Les protocoles présentés ici fournissent un cadre général pour analyser les feuilles de tabac d'arbres pour les métabolites et les transcriptions. Il est prévu que ces efforts conjugués devraient nous fournir de nouvelles connaissances sur les processus sous-jacents de la synthèse et de l'extrusion des hydrocarbures et les composés à haute valeur présents dans ce tissu.

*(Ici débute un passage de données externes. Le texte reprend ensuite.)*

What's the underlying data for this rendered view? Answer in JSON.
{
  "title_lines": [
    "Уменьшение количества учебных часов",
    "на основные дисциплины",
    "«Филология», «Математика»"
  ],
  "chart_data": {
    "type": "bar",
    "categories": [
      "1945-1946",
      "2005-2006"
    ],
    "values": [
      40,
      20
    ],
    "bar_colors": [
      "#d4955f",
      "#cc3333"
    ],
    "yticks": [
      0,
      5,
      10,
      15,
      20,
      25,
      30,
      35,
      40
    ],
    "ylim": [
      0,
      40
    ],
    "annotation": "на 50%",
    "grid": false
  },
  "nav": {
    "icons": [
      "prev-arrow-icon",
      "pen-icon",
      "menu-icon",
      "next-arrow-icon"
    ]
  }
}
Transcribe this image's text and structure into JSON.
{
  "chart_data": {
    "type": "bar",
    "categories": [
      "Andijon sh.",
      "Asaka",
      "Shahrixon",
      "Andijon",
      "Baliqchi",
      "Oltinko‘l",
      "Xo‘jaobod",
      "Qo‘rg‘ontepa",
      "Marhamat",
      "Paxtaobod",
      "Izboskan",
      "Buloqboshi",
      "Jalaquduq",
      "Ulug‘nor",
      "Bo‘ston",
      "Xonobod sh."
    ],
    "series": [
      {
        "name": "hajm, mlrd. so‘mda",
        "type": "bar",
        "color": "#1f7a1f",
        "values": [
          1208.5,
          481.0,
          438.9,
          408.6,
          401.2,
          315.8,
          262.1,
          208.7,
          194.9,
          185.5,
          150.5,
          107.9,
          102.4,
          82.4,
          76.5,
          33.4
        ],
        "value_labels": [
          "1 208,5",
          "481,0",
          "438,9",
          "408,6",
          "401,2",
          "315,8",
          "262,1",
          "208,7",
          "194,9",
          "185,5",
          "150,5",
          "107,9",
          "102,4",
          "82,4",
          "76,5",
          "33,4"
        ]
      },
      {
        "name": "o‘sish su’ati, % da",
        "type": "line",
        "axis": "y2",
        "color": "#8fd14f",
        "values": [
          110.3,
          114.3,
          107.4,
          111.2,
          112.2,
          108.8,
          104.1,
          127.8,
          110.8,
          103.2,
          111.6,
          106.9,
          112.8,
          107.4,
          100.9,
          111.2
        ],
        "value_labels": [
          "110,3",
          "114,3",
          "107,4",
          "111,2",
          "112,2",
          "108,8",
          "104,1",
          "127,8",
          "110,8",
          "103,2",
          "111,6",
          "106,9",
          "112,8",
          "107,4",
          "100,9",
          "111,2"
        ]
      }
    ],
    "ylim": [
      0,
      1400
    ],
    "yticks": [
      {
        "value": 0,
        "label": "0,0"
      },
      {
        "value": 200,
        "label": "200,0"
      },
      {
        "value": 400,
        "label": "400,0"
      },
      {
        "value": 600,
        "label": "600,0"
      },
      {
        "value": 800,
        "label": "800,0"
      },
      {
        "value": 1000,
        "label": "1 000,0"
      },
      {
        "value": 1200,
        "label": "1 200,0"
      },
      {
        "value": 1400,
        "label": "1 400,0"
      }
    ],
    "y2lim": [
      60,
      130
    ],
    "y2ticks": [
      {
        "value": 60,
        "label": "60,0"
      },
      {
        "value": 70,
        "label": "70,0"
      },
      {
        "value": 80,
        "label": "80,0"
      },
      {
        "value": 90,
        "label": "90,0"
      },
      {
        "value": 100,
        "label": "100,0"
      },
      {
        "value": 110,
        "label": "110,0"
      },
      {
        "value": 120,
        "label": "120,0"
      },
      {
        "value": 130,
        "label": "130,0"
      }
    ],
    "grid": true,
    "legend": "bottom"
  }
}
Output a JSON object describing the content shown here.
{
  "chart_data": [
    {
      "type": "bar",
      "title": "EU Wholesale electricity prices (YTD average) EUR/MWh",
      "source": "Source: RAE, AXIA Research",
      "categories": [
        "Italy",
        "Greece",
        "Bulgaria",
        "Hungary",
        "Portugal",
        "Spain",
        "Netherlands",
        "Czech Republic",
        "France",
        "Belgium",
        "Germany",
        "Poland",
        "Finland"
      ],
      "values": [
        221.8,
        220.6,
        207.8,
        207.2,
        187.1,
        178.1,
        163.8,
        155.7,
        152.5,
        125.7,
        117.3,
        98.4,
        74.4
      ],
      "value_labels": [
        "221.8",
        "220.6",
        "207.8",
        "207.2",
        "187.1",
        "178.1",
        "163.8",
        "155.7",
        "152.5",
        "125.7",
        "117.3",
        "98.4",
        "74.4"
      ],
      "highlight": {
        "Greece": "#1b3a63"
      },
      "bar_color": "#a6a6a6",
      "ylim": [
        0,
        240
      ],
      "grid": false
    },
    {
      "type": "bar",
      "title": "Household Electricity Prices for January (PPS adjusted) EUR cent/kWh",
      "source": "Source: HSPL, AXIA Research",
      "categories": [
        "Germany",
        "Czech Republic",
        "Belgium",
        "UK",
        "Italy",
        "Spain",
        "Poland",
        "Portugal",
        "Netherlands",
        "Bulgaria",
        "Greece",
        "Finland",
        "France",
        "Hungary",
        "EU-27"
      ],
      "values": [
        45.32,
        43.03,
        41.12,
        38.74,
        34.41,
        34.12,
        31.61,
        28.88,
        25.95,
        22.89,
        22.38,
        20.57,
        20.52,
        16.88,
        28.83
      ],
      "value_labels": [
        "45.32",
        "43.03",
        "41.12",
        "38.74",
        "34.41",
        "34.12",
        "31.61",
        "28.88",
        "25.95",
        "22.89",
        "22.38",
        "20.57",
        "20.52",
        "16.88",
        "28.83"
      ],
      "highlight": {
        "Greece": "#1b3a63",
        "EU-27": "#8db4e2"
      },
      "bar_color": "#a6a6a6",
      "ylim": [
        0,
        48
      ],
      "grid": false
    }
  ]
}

Ces approches doivent donc nous donner une meilleure compréhension de la façon dont les composés sont synthétisés. En plus des arbres aspects de tabac de l'œuvre, il vise également à améliorer la biomasse peuplier, en ciblant particulièrement les lignification de la structure de paroi secondaire, mais aussi d'explorer si nous pouvons utiliser l'écorce pour l'extraction de composés intéressants.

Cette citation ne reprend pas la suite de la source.